DUBLIN, Ireland: An Irish Republican Army member who killed a police officer walked free on parole from prison Monday, rekindling memories of one of the IRA's most bitterly disputed slayings.
Jeremiah Sheehy, 54, was the second member of an IRA unit to win parole after its killing of Detective Jerry McCabe 12 years ago — a rare event in the Republic of Ireland that inflamed public opinion against the outlawed group.
An accomplice was paroled last year, and two others are expected to be paroled in 2009. They are the final imprisoned members of the Provisional IRA, the dominant IRA faction, which called a cease-fire in 1997 and disarmed in 2005, formally abandoning a failed, decades-old campaign to overthrow Northern Ireland.
All other Provisional IRA convicts received early paroles by 2000 under terms of Northern Ireland's Good Friday peace accord.
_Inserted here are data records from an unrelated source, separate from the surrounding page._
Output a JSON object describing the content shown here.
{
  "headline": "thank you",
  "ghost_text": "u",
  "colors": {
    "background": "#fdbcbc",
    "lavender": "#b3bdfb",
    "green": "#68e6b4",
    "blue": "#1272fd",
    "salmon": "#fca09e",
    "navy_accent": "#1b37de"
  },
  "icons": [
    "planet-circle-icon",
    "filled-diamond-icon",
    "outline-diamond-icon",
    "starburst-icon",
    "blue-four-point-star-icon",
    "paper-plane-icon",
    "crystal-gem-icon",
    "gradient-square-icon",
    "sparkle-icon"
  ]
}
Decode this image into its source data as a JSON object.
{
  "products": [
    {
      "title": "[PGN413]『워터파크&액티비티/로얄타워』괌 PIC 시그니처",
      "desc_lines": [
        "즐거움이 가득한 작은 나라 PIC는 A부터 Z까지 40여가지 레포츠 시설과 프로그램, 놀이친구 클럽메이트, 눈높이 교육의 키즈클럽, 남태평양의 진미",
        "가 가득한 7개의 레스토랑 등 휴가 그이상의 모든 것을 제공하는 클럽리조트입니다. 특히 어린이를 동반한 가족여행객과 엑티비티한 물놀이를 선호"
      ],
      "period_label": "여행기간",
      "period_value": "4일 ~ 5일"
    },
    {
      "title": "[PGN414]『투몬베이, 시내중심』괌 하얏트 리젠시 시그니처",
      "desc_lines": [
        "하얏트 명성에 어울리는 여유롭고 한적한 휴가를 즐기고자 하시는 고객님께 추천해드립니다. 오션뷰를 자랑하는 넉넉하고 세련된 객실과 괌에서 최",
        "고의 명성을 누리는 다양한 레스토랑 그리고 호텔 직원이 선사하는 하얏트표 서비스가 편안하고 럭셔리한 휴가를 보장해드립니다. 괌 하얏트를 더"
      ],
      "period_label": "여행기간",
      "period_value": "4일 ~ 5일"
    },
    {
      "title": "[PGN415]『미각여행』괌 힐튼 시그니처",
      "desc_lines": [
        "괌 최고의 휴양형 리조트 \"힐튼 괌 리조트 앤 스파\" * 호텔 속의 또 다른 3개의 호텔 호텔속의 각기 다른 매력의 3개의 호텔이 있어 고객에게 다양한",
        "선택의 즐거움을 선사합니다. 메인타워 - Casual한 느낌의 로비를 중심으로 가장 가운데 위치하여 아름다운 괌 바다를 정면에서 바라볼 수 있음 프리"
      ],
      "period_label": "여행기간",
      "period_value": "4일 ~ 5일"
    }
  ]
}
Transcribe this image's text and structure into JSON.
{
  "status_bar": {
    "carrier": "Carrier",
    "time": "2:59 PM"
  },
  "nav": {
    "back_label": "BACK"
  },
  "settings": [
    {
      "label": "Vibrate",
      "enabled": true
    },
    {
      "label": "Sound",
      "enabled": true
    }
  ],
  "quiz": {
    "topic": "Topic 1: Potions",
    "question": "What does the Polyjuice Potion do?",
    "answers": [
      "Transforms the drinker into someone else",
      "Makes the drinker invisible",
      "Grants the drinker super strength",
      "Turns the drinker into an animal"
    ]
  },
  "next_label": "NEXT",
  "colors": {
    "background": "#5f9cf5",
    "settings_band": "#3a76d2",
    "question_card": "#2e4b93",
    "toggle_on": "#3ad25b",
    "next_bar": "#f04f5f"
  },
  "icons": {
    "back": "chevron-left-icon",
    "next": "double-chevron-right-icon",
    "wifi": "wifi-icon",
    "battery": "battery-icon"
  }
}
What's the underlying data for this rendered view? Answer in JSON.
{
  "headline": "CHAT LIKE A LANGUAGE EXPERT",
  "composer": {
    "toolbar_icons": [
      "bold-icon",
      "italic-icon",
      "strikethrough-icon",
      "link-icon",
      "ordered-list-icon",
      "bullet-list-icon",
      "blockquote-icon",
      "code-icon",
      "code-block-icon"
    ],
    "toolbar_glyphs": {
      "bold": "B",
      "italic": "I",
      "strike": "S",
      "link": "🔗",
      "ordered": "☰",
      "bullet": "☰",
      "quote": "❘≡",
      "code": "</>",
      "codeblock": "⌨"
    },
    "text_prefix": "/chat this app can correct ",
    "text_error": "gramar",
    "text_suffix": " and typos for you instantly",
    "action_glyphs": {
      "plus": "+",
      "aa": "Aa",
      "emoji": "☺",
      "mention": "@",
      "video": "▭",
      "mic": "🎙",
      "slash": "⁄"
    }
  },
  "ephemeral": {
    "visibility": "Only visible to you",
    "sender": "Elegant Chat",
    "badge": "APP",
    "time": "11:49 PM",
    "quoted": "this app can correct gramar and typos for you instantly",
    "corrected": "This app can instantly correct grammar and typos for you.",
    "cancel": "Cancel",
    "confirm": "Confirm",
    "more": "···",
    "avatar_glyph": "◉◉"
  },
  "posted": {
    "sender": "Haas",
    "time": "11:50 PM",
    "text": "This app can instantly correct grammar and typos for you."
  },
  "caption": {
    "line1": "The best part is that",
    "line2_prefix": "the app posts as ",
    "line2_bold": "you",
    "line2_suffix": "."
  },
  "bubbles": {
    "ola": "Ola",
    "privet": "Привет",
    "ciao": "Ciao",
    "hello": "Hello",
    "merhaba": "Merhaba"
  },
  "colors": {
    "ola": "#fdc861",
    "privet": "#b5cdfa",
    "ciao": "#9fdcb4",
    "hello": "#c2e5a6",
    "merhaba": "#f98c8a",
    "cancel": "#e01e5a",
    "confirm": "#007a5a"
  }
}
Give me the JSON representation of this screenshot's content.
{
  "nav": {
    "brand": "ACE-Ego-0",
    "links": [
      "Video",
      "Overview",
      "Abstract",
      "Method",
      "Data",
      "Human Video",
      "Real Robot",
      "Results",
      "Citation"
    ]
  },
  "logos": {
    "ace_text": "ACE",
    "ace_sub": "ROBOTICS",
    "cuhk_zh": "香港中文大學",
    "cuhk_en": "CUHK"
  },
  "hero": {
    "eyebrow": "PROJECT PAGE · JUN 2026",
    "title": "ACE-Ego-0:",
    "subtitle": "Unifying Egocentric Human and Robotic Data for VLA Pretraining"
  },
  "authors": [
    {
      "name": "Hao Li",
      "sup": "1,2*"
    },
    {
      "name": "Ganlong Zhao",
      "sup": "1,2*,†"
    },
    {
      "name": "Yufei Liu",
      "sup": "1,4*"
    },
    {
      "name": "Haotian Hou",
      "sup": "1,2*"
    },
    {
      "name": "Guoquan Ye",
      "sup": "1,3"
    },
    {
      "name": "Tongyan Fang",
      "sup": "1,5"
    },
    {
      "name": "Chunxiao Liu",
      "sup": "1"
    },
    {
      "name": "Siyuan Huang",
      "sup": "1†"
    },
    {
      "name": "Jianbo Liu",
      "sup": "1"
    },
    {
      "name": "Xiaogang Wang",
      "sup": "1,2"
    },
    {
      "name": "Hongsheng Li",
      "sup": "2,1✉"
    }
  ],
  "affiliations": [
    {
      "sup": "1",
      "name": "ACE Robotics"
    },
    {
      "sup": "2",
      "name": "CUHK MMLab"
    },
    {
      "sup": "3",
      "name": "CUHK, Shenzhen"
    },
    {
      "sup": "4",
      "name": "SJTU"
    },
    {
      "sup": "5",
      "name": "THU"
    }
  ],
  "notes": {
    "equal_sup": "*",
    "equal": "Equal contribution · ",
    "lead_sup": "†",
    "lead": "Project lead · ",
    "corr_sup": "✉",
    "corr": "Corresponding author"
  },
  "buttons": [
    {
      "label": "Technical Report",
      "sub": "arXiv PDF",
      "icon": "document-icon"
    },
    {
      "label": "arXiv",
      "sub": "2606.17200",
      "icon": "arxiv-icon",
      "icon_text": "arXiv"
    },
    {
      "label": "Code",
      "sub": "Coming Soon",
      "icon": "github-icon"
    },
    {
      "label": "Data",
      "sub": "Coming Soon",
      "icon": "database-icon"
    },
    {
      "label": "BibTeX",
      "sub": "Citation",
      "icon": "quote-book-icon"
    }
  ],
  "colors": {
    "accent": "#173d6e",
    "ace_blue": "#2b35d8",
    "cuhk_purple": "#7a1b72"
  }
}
But the Irish government refused to grant the same benefit to the four men convicted of the McCabe killing, citing its exceptional circumstances.
The IRA forbade its members to shoot security forces in the Republic of Ireland, because the underground organization sought to use the independent south as a safe haven for attacks on the neighboring British territory of Northern Ireland. However, IRA gunmen did regularly rob banks and cash shipments in the Irish Republic.
McCabe, 52, was one of two armed police officers guarding a postal van that contained about $150,000 in the village of Adare in June 1996. The van was delivering money to rural post offices for distribution to state welfare recipients.
Witnesses said the IRA unit rammed the officers' car from behind, then fired assault rifles point-blank at the two officers, who were unable to reach either their weapons. The IRA members fled in a second vehicle without taking any money.
During the four men's 1999 murder trial, two key witnesses — one who housed armed IRA men at his home the night before the attack, the other who permitted the gang to use his home afterward — withdrew their testimony, citing fears of attack.
State prosecutors, who had been seeking minimum 40-year sentences but needed the witnesses to testify, negotiated a plea-bargain manslaughter deal that stunned and angered much of Ireland.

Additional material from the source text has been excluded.